2. Give workers more power in the workplace:
* Provide workers in key service sectors with advanced notice of their schedules.
* Expand collective bargaining rights to give workers a stronger voice in the workplace.
* Redefine what it means to be an independent contractor by preventing large employers from using the independent contractor classification to get around labor laws and boost profits. Specifically, require employers with more than 500 independent contractors and $7.5 million in annual receipts to pay employer payroll taxes for independent contractors.
* Crack down on wage theft. Wage theft can take many forms, including: forcing people to work off the clock, refusing to pay workers the minimum wage, denying workers overtime pay even after working more than 40 hours a week, stealing workers' tips, or knowingly misclassifying workers to avoid paying fair wages.
* Fight back against employers who misclassify workers as independent contractors to avoid paying taxes and fair wages by strengthening IRS enforcement authority.
3. Make it possible for more workers to save for retirement:
* Expand access to retirement programs for part-time workers, low-wage workers, and small business owners.

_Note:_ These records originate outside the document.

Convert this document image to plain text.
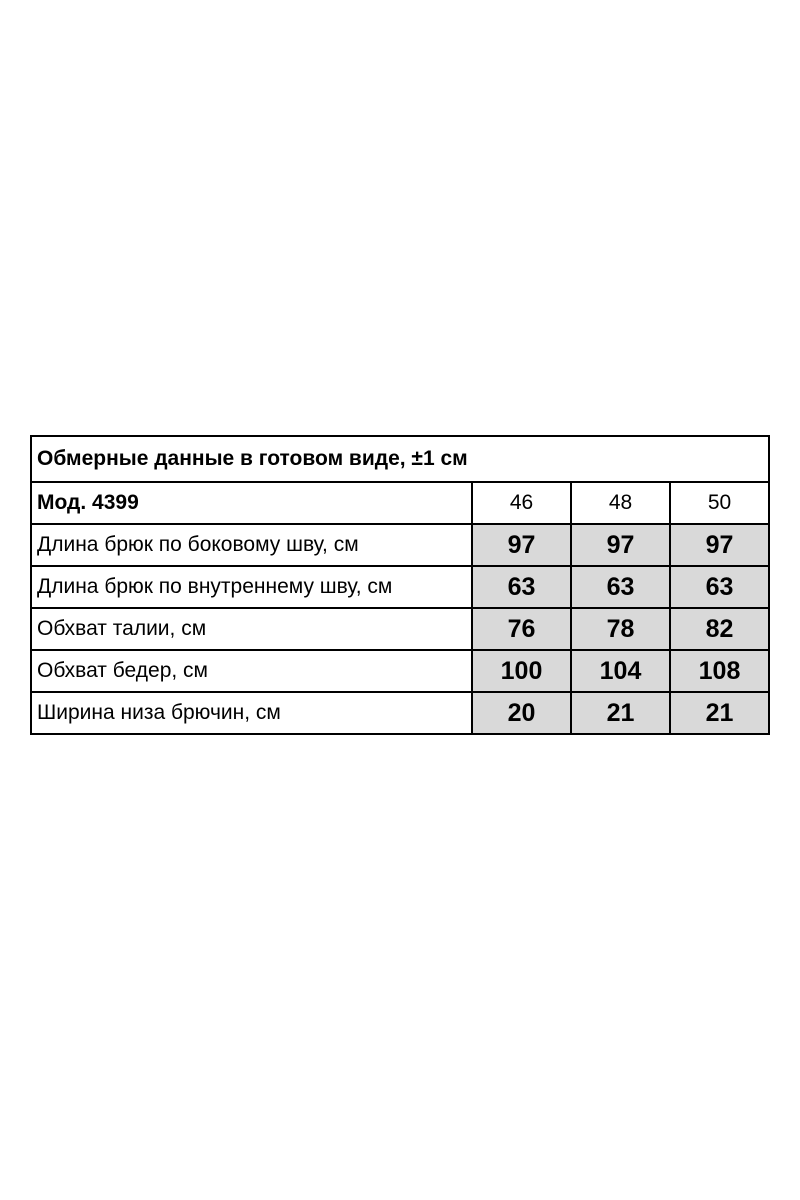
Обмерные данные в готовом виде, ±1 см			
Мод. 4399	46	48	50
Длина брюк по боковому шву, см	97	97	97
Длина брюк по внутреннему шву, см	63	63	63
Обхват талии, см	76	78	82
Обхват бедер, см	100	104	108
Ширина низа брючин, см	20	21	21
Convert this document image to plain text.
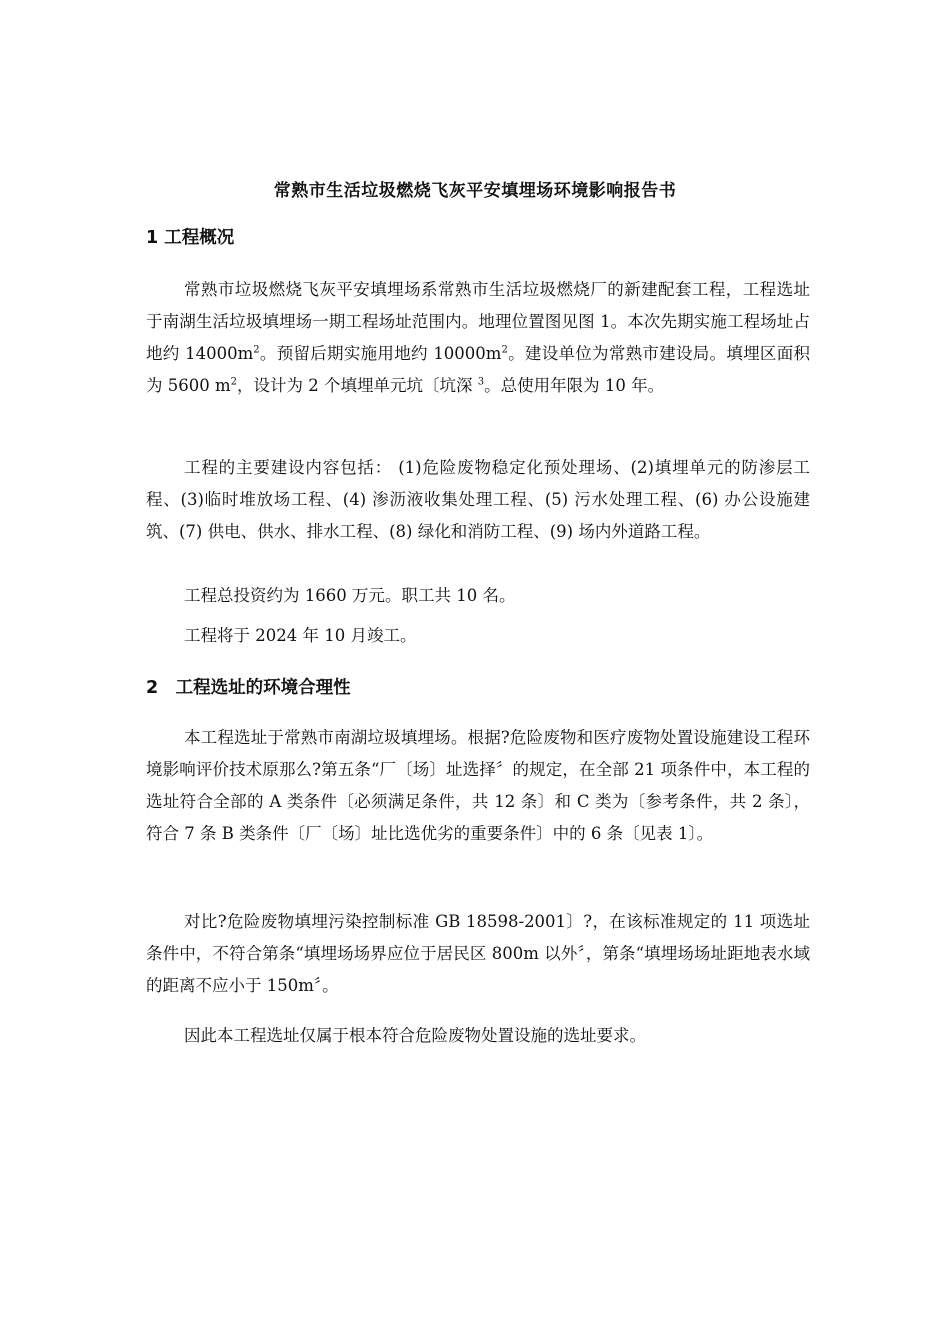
常熟市生活垃圾燃烧飞灰平安填埋场环境影响报告书
1 工程概况

常熟市垃圾燃烧飞灰平安填埋场系常熟市生活垃圾燃烧厂的新建配套工程，工程选址于南湖生活垃圾填埋场一期工程场址范围内。地理位置图见图 1。本次先期实施工程场址占地约 $14000m^2$。预留后期实施用地约 $10000m^2$。建设单位为常熟市建设局。填埋区面积为 5600 $m^2$，设计为 2 个填埋单元坑〔坑深 $^3$。总使用年限为 10 年。

工程的主要建设内容包括： (1)危险废物稳定化预处理场、(2)填埋单元的防渗层工程、(3)临时堆放场工程、(4) 渗沥液收集处理工程、(5) 污水处理工程、(6) 办公设施建筑、(7) 供电、供水、排水工程、(8) 绿化和消防工程、(9) 场内外道路工程。

工程总投资约为 1660 万元。职工共 10 名。

工程将于 2024 年 10 月竣工。

2　工程选址的环境合理性

本工程选址于常熟市南湖垃圾填埋场。根据?危险废物和医疗废物处置设施建设工程环境影响评价技术原那么?第五条“厂〔场〕址选择〞的规定，在全部 21 项条件中，本工程的选址符合全部的 A 类条件〔必须满足条件，共 12 条〕和 C 类为〔参考条件，共 2 条〕，符合 7 条 B 类条件〔厂〔场〕址比选优劣的重要条件〕中的 6 条〔见表 1〕。

对比?危险废物填埋污染控制标准 GB 18598-2001〕?，在该标准规定的 11 项选址条件中，不符合第条“填埋场场界应位于居民区 800m 以外〞，第条“填埋场场址距地表水域的距离不应小于 150m〞。

因此本工程选址仅属于根本符合危险废物处置设施的选址要求。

* Create better retirement savings opportunities for independent contractors.
* Give workers a tax credit to match their retirement contributions.
4. Encourage companies to invest in their workforces:
* Require corporate freeloaders to reimburse taxpayers when their employees have to rely on federal assistance programs because their wages are too low.
* Give companies a tax break when they commit to staying in the
U.S., hiring in the U.S., and providing good wages and fair benefits for their workers.